As I told you before and what you cannot seem to grasp, not because of lack of intelligence, but will to comprehend, is that bacteria doesn't need to evolve into complex organisms. Most species of bacteria are able to do, at the ribosomal, lysosomal and plasmid levels, what eukaryotic cells can only do when they're specified for a single purpose.
For example, Cyanobacteria, are both able to do photosynthesis, ATP production and nitrogen fixation from organic sources in a single cell. Plants on the other hands, require a high number of specified cells to do it. While Eukaryotic cells have had a more complex evolution, solely on the fact specified eukaryotic cells can agglomerate to a large amount of tasks, they still lack some several means in which Bacteria can single handedly do similar tasks in a single Prokaryotic cell.
One of the most extreme cases of bacteria dominant evolution over Eukaryotic cells is from the deinococcus radiodurans bacteria. It's extreme resistance to nuclear ionization radiation, ultraviolet and superoxide reducing agents it's mainly due to the synergy between it's chromosome and the two prominent plasmids, one of them is one of the largest plasmids in all bacteria.

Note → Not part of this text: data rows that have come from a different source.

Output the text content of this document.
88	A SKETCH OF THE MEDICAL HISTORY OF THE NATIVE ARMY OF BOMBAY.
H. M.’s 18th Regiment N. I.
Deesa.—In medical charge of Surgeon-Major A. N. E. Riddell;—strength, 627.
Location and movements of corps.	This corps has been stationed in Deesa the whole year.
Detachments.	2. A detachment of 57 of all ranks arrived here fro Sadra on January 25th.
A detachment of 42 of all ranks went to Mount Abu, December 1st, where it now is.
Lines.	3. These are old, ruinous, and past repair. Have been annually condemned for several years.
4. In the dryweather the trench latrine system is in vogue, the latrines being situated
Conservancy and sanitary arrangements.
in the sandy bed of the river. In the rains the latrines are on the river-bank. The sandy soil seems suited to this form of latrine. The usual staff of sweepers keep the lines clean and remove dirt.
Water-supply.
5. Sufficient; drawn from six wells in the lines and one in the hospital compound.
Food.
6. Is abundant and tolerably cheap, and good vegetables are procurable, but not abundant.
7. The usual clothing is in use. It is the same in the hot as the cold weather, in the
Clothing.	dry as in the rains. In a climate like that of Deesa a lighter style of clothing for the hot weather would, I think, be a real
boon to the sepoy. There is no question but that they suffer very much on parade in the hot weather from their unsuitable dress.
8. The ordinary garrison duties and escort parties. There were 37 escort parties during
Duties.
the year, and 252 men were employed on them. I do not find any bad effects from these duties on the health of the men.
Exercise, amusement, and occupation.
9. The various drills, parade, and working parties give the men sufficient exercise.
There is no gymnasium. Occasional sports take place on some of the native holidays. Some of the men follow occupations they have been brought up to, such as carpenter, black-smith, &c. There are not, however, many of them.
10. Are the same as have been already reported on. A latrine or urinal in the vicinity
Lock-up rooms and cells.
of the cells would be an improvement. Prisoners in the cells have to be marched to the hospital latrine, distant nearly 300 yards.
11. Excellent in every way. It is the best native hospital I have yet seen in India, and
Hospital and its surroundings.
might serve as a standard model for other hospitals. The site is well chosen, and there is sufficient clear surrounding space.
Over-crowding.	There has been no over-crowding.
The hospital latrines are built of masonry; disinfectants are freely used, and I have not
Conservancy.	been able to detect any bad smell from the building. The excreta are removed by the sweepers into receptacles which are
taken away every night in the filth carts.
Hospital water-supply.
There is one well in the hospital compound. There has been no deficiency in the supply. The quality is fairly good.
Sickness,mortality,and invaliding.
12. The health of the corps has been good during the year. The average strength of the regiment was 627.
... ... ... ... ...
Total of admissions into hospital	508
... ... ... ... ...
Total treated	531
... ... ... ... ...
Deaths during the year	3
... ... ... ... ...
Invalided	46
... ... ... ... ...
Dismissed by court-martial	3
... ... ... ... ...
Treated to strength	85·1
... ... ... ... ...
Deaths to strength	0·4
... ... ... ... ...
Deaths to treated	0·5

To draw a comparison, they can suffer an ionization radiation of over 5000 gy with almost 100% survival rate. In contrast, 5 gy is enough radiation to kill a human being, 600 gy kills almost all bacteria and 4000 gy kills the second class of bacteria most resistant to radiation.
This capacity has been an astounding discovery in the scientific community, due that the mechanisms for DNA repair that this bacteria has, has become one of the most valuable tools for bioremediation studies.
As I told you, to consider bacteria has having limited evolution is pretty much a very naive and based on a very limited knowledge pool comment. You're drawing conclusions that complex life = more developed, which is extremely false.